Hirsch Russel, Gottliebson William, Crotty Eric, Fleck Robert, Strife Janet
Department of Pediatrics, Cincinnati Children's Hospital Medical Center, University of Cincinnati, OH 45236, USA.
Congenit Heart Dis. 2006 May;1(3):104-10. doi: 10.1111/j.1747-0803.2006.00016.x.
Pulmonary venous anomalies may be difficult to define in small, critically ill infants using standard echocardiography. In many centers, invasive cardiac catheterization is used if the diagnosis remains inconclusive. We evaluated computed tomography angiography (CTA) as a low-risk alternative to cardiac catheterization in these infants.
All infants <7 kg with congenital heart disease who had undergone CTA in a tertiary care pediatric institution during a 30-month period were included. All had undergone preceding echocardiography, with pulmonary veins defined as normal (group A, n = 40), or abnormal (group B, n = 16). In 6 group B patients, a conclusive diagnosis could not be made by echocardiogram alone. CTAs were analyzed only if contrast density in the left atrium exceeded 200 Houndsfield units. CTA diagnoses (using axial and reformatted 3-dimensional still frame images, and audio video interleaved loops) were compared with preceding echocardiograms (group A), or echocardiography, catheterization angiography, or surgical findings (group B).

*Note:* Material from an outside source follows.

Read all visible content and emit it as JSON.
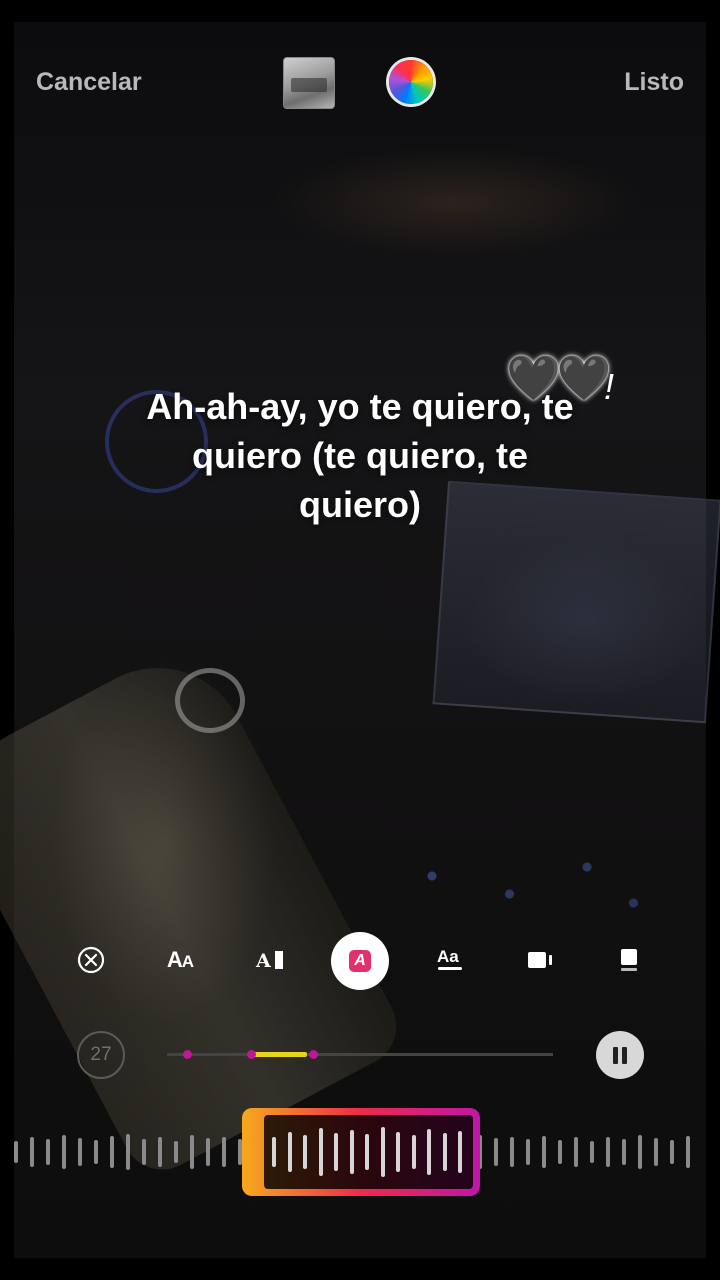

Fifty-six patients (mean age 12.4 weeks; range 0-64; mean weight 4.19 kg; range 1.4-7) were included. There were no scan complications. Mean scan duration was 4.6 seconds (range 1.84-11). Scan indications in group A were related mainly to arch (57.5%) and airway issues (17.5%). In group B, most patients had variations of anomalous pulmonary venous return (43.75%), with postsurgical stenosis the second largest group (31.25%). CTA diagnoses were confirmed in all patients. Additional diagnostic confirmation in group B was made at catheterization (1/16) or during surgical intervention (15/16).
Normal and abnormal pulmonary veins could be defined accurately, safely, and rapidly by CTA in all cases. Three-dimensional reformatting provided additional assistance with surgical planning. Echocardiography remains the first-line choice for diagnostic imaging in all patients with pulmonary venous anomalies. However, when echo diagnosis is inconclusive, CTA and not catheterization should be considered the next imaging modality of choice.
对于病情危重的小婴儿,使用标准超声心动图可能难以明确肺静脉异常情况。在许多中心,如果诊断仍不明确,则采用侵入性心脏导管检查。我们评估了计算机断层血管造影(CTA)作为这些婴儿心脏导管检查的低风险替代方法。
纳入在一家三级儿科医疗机构30个月期间接受CTA检查的所有体重<7kg的先天性心脏病婴儿。所有婴儿之前均接受过超声心动图检查,肺静脉被定义为正常(A组,n = 40)或异常(B组,n = 16)。在6例B组患者中,仅通过超声心动图无法做出明确诊断。仅当左心房内造影剂密度超过200亨氏单位时才分析CTA。将CTA诊断结果(使用轴向和重建的三维静态图像以及音频视频交错环)与之前的超声心动图结果(A组)或超声心动图、导管血管造影或手术结果(B组)进行比较。
共纳入56例患者(平均年龄12.4周;范围0 - 64周;平均体重4.19kg;范围1.4 - 7kg)。未发生扫描并发症。平均扫描持续时间为4.6秒(范围1.84 - 11秒)。A组的扫描指征主要与主动脉弓(57.5%)和气道问题(17.5%)有关。在B组中,大多数患者有肺静脉回流异常的变异(43.75%),术后狭窄是第二大组(31.25%)。所有患者的CTA诊断均得到证实。B组中,1例通过导管检查(1/16)或15例在手术干预期间(15/16)得到了额外的诊断确认。
在所有病例中,CTA均可准确、安全且快速地明确肺静脉正常和异常情况。三维重建为手术规划提供了额外帮助。超声心动图仍然是所有肺静脉异常患者诊断成像的一线选择。然而,当超声诊断不明确时,应考虑CTA而非导管检查作为下一个首选成像方式。